Additionally, EchoStat can be used in mass-production for 100% inspection of cells post-formation to provide cycle life prediction (CLP) and assess cell quality with high accuracy. With EchoStat’s CLP model output, cell makers can get access to distribution of cell quality in the batches of manufactured cells, weeks before the end-of-line QC step.
EchoStat plays a pivotal role between post-formation and pre-aging stages. Utilizing its Defect Detection model, it identifies cells potentially harboring internal defects developed during formation. By inspecting 100% of the cells in every batch, anomalies such as internal shorts or high-resistance weld points—which influence cell uniformity—are flagged. Traditionally, such abnormalities might only be discerned after expensive and lengthy aging cycles. EchoStat’s capability allows engineers to proactively decide which cells should move to the aging process or be subjected to more detailed inspections. This not only optimizes costs and time by preemptively removing flagged cells but also ensures heightened safety, guarding against thermal runaway scenarios and enhancing overall cell longevity.

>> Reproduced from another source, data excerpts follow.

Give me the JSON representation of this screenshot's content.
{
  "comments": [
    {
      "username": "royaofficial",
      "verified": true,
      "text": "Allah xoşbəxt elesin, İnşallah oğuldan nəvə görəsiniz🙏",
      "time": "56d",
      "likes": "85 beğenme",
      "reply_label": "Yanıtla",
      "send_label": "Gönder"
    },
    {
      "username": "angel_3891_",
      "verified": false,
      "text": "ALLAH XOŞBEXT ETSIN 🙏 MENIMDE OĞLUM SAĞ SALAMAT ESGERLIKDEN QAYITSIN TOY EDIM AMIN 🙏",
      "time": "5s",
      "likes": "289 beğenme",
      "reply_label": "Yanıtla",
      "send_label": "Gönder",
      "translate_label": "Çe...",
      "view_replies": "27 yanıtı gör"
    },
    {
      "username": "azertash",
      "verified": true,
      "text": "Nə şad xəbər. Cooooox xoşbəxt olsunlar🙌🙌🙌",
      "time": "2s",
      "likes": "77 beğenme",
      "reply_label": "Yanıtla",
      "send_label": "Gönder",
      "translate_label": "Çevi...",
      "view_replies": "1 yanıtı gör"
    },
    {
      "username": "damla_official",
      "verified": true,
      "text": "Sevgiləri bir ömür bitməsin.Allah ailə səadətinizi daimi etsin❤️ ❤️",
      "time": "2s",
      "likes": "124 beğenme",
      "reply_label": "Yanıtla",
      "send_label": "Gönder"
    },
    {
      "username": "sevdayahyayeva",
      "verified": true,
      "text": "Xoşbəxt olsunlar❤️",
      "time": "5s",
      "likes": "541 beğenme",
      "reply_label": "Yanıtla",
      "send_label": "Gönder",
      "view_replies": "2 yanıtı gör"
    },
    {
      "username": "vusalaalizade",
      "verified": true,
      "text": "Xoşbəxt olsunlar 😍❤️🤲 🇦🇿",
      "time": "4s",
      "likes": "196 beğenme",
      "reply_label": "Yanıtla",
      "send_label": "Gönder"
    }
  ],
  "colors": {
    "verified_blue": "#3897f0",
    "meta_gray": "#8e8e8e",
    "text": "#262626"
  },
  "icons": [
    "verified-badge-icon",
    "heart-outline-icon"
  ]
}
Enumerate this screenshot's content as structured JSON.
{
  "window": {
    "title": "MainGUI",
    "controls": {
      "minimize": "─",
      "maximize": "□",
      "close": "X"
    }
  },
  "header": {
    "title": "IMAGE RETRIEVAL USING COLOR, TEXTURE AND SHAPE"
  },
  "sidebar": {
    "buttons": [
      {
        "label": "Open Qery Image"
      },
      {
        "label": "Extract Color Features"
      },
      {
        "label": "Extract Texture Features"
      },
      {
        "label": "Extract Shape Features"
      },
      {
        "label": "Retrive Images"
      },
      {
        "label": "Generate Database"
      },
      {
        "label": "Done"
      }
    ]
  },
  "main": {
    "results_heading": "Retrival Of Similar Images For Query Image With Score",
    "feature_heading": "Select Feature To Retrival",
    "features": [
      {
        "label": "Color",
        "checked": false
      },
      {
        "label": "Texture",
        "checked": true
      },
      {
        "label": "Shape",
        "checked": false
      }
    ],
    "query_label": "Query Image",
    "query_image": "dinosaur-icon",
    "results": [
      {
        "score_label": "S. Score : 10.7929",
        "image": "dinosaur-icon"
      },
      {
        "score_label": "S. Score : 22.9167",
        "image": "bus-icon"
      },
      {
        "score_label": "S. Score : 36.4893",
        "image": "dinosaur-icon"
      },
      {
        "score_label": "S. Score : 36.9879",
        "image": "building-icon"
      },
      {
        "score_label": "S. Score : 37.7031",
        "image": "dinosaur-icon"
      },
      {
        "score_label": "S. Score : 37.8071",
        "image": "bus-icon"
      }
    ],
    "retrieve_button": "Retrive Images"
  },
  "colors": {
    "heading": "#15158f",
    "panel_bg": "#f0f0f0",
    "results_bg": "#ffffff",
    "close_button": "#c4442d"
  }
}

At the End-of-Line (EOL), EchoStat’s NDE technology stands as a cornerstone in ensuring unparalleled cell quality. Scanning every cell in mere seconds, it identifies and flags those containing physical characteristics of manufacturing anomalies or latent defects. This functionality, tied with machine learning algorithms, allows process engineers to draw predictive maintenance insights regarding the machinery involved in the cell production process itself. By monitoring for trends in cell defects, engineers can preemptively address mechanical issues before they lead to costly downtime. Additionally, EchoStat’s dynamic data-driven insights allow for real-time parameter adjustments, fostering a continually optimizing production line dedicated to peak efficiency and product quality. By highlighting critical variances, it ensures every outbound cell aligns with rigorous quality benchmarks, thereby minimizing post-production risks like recalls or safety incidents and preserving brand reputation in a fiercely competitive battery marketplace. This method not only guarantees confidence in batch quality but also provides an invaluable asset for inbound quality checks during battery module or pack assembly.
Reimagine Your Production Line with EchoStat
Our CEO and Co-founder, Andrew Hsieh probably summed it up best in an interview for Workweek when he said, “As you generate more primary data up and down the manufacturing ecosystem and feed it into the software layer that sits above the factory, you can build factory-level analytics for factory GMs and executives, offering a more holistic view of their operation.” In short, by providing manufacturers with critical data and insights, EchoStat allows them, in real time, to improve their processes and efficiency–ensuring the production of reliable, safe EV-grade batteries.